HeadlinesBriefing favicon HeadlinesBriefing.com

Binary GCD Algorithm Outperforms Standard C++ by 2x

Hacker News •
×

The binary GCD algorithm, rediscovered by Josef Stein in 1967, delivers approximately 2x performance improvement over the standard C++17 `std::gcd` implementation. While Euclid's algorithm relies on modulo operations that can take hundreds of CPU cycles, the binary variant uses only binary shifts, comparisons, and subtractions—operations that typically complete in a single cycle. This makes it particularly valuable for performance-critical applications.

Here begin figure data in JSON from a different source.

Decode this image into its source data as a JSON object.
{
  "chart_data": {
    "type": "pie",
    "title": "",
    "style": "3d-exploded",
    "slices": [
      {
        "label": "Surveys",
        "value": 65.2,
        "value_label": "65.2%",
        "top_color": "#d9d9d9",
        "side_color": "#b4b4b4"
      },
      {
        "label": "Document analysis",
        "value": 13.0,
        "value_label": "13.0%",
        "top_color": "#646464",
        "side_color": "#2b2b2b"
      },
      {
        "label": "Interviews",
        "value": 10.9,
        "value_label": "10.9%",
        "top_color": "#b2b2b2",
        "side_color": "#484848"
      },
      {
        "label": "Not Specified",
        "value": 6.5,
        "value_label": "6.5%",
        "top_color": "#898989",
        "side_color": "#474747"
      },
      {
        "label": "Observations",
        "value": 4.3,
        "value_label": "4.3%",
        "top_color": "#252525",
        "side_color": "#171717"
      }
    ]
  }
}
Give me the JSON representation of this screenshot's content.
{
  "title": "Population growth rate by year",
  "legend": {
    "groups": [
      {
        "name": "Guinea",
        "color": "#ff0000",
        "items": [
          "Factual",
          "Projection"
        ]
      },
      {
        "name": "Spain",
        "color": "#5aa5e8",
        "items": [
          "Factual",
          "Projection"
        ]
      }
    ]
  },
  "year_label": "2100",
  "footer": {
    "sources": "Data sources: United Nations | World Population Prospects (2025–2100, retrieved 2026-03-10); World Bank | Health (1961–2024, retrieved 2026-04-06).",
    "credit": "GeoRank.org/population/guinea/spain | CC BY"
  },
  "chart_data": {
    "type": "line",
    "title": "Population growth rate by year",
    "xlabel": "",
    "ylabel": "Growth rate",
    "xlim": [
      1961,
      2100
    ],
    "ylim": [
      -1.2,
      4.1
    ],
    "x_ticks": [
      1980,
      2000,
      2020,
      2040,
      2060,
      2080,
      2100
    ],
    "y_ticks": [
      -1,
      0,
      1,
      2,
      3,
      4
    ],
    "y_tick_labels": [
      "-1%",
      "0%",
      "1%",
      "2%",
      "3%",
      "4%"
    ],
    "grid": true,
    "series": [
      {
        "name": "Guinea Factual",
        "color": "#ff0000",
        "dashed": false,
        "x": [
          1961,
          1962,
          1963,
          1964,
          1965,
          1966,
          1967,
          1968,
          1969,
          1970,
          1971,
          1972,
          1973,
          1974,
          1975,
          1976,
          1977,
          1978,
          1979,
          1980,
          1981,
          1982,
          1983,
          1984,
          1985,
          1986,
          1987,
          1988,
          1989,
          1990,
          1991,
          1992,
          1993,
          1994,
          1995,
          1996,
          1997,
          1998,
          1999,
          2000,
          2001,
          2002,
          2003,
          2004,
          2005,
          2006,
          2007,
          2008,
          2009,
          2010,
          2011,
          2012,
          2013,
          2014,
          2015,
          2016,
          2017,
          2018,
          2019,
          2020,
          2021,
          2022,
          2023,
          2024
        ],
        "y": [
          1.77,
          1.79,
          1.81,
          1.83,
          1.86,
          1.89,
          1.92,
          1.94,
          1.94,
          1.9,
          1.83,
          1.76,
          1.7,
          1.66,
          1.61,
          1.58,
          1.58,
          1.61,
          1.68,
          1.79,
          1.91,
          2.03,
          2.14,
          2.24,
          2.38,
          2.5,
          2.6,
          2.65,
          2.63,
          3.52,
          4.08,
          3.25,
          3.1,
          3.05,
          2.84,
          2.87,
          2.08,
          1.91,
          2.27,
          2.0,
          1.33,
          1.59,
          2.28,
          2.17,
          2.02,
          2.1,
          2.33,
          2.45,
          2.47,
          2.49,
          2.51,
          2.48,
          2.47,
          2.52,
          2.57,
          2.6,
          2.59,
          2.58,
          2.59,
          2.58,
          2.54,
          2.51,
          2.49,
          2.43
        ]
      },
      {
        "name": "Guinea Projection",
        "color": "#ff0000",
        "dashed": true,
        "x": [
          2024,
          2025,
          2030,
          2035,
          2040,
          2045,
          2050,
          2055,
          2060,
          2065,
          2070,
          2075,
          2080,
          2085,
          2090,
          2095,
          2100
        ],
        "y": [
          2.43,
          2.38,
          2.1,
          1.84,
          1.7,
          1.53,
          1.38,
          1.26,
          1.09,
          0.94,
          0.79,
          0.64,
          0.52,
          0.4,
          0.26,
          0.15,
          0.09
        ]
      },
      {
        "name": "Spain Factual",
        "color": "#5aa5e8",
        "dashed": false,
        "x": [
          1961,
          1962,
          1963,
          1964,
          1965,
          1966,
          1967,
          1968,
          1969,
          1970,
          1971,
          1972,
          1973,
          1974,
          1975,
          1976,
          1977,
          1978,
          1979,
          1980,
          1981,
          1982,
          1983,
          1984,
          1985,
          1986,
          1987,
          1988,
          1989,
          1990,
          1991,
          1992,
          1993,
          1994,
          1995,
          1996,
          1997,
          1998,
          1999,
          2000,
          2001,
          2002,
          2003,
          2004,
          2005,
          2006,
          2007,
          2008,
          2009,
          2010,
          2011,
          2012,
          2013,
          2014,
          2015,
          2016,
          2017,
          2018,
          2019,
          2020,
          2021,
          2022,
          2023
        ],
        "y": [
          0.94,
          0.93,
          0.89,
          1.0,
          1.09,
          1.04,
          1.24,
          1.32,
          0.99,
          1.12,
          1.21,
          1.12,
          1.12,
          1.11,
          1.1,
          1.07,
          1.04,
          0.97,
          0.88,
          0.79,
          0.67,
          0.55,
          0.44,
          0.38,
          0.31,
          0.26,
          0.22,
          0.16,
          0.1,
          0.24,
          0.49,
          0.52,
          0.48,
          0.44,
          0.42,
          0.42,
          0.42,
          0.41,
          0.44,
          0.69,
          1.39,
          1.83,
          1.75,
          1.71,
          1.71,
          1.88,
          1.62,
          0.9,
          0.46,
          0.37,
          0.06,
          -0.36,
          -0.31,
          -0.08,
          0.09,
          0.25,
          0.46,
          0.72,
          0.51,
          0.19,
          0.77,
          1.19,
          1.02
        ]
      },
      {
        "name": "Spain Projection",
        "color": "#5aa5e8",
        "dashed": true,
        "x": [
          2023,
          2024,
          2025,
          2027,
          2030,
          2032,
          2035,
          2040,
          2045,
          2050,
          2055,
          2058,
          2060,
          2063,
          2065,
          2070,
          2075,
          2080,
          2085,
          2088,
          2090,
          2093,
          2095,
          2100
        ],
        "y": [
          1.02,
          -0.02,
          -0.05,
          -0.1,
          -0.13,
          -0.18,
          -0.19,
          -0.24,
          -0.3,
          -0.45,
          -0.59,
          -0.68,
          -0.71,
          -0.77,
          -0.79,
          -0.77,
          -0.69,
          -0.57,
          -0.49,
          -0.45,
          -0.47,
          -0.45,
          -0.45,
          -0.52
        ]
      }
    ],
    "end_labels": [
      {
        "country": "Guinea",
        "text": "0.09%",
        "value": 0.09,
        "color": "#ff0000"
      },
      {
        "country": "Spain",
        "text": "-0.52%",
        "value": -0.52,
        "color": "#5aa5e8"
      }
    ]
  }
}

Unlike the textbook-friendly recursive implementations, the binary GCD requires more complex branching logic to handle different parity cases of the input numbers. Initial implementations performed poorly due to excessive branching, running slower than the standard library version. However, optimization techniques including pre-shifting to remove common factors of two and eliminating redundant parity checks transformed its performance profile.

By leveraging the `__builtin_ctz` instruction for counting trailing zeros and restructuring the algorithm to minimize conditional branches, the optimized implementation achieves 116 nanoseconds versus 198 nanoseconds for `std::gcd`. The key insight is that after handling the initial even-even case, the algorithm can be restructured to alternate between two states, removing the need for most conditional branches. This demonstrates how understanding both mathematical properties and hardware characteristics can lead to significant performance gains in fundamental algorithms.